Lou Damron of High Point and her friend enjoying lunch rolled their eyes when asked if they would mind getting telemarketing calls from power companies as they do now from telecommunication companies.
"Whenever they do something like this, it always gets more complicated," said 59-year-old retiree. "I like the way it is now ? I don't have to worry about it."
Retiree Johnnie Alexander of High Point said that she wouldn't want deregulation to interfere with her ability to have an equalized payment plan, which allows her to keep her payments the same through the year.
"I like the way it is now," the 67year-old woman said.
Some people expressed an interest in deregulation if it would lead to better prices.
Competition could be an improvement because companies would offer lower rates to lure customers, said 69-year-old retiree John Cochran of High Point. Also, a competitive market may compel more companies to build new power plants to meet the demand of a growing base of customers, Cochran said.
"It always a better when there's an open marketplace," said 26-yearold financial specialist Phillip Carter of Advance, who works in High Point. "I'm a firm believer in capitalism and the free market."
One challenge that officials face in reforming the electric industry is the wide disparity in the customer base and amount of electricity used per customer in North Carolina.
Of the approximately 4 million electric customers in the state, 87 percent are residential customers. About 12 percent are commercial customers, meaning owners of shopping centers and office buildings, with about 1 percent industrial customers, such as manufacturers.
However, the vast majority of electricity is used by the least number of customers.
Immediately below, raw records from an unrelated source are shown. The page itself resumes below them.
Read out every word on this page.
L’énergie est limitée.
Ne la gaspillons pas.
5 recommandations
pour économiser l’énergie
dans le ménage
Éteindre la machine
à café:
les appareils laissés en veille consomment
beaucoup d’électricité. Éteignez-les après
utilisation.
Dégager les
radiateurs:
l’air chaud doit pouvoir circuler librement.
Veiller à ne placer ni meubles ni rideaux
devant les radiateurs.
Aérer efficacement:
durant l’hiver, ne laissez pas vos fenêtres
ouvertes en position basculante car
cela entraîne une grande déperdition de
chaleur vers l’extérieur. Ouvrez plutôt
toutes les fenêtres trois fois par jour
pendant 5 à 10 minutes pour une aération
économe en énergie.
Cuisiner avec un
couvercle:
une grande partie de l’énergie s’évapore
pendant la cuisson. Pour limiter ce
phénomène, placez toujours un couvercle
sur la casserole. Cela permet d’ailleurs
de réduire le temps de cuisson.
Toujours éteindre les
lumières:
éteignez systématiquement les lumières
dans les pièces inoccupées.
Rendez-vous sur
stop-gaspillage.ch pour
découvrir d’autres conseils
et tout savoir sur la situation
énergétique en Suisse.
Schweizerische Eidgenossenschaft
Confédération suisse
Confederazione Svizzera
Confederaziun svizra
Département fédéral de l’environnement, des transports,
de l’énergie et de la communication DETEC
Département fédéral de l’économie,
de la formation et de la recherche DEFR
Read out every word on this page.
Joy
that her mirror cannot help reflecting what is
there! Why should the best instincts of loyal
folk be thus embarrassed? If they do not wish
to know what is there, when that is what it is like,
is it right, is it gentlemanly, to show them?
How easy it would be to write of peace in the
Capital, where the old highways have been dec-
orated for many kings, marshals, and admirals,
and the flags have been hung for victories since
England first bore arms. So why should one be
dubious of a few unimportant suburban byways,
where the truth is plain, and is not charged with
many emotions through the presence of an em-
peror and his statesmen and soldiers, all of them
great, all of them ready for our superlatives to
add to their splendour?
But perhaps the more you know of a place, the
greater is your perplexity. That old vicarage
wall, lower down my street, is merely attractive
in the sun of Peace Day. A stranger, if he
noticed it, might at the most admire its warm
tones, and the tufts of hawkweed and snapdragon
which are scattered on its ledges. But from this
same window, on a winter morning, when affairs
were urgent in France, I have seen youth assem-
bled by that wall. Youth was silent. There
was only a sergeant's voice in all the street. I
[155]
For example, for Carolina Power & Light Co., less than 1 percent of its customers use 25 percent of the power that the utility generates. Put another way, of CP&L's 1.2 million customers, the top 50 ? virtually all industries ? use 25 percent of the utility's energy, CP&L reports.
The disparity in the scope of customers and in how much electricity various types of customers use make it challenging to come up with a competitive rate structure where all types of customers benefit, said Charles Harman, a Duke University mechanical engineering professor.
"What's going to happen with deregulation is that people with market clout are going to be able to negotiate better deals than people without market clout," said Harman, who has an expertise in electric industry issues.
That means ordinary people may find that deregulation won't have any noticeable effect on what they pay each month to a utility, Harman said.